Bennett is originally from down south, in Buckinghamshire, 30 miles outside London. There are few big hills down there. A former hotel manager, he moved to the Lake District 30 years ago, drawn, as many before him, by its natural splendour. He also gives boat tours of the lakes.

“The quantity of life is down south – the most shops, theatres etc. But the quality of life is up north,” he said, as we sipped coffee and watched Isha begin to whip the lake.
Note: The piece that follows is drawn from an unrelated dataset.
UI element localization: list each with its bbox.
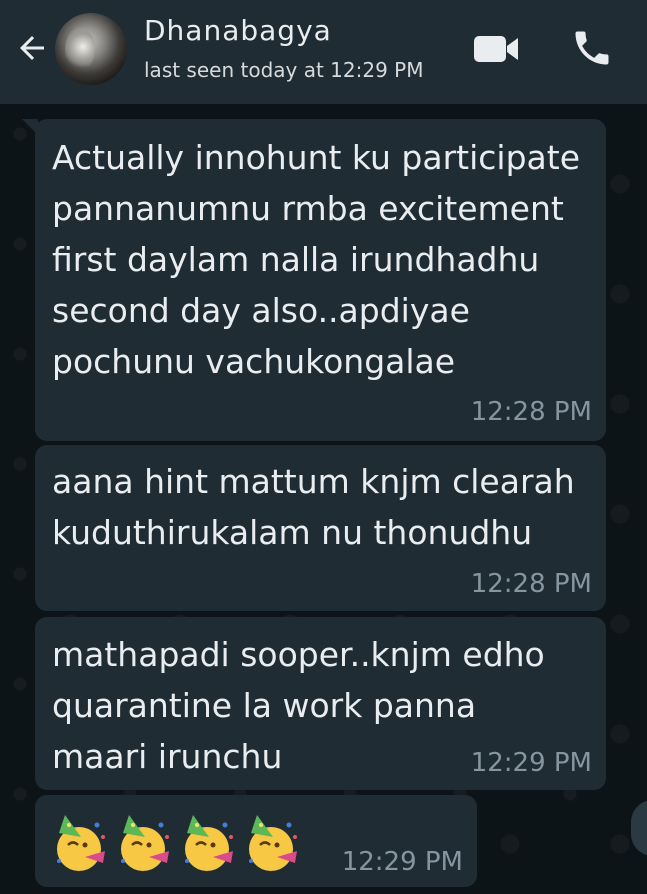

Helvellyn is not the only mountain Bennett regularly climbs as an assessor; he has been up Scafell Pike, England’s highest mountain, “50 or 60 times”. He has also done all 214 of the “Wainwrights” – the fells described by Alfred Wainwright in his famous guidebook.

But Helvellyn has a huge easterly face, so it holds snow and ice for longer than Scafell Pike and is therefore more unpredictable. It is also more popular, due to its enthralling ridge routes such as the famous Striding Edge.

Helvellyn’s summit is 950 metres, which is higher than Wicklow’s Lugnaquilla. Bennett’s 750 ascents total the same height as more than 80 trips up Mount Everest.

He usually begins his climb at about 10am. He reports the conditions underfoot on the way, and the weather, windchill and wind speed up top. Between the three assessors, two of them do five days each fortnight and the other does four.

Bennett is proud of the service they provide to walkers, helping to keep them safe.

“A key piece of advice is to know when to turn around. The mountain will always be there another day. I’ve had 750 successful ascents of Helvellyn. I’ve also turned back many times.”

The previous, stormless day, I had been to Grasmere, where Wordsworth is buried with his wife in the shade of a yew tree on the grounds of St Oswald’s church. The town teemed with walkers returning from the hills, some of whom may have consulted one of Bennett’s reports before setting out. Even if nature betrayed them, the fell top assessors would not.

Now, on Sunday evening, I wondered what it would be like on the top of Helvellyn as the winds raged. I watched the light of the fading fire flicker and dance on the ceiling. There was nothing else to do but watch. Isha made sure of that.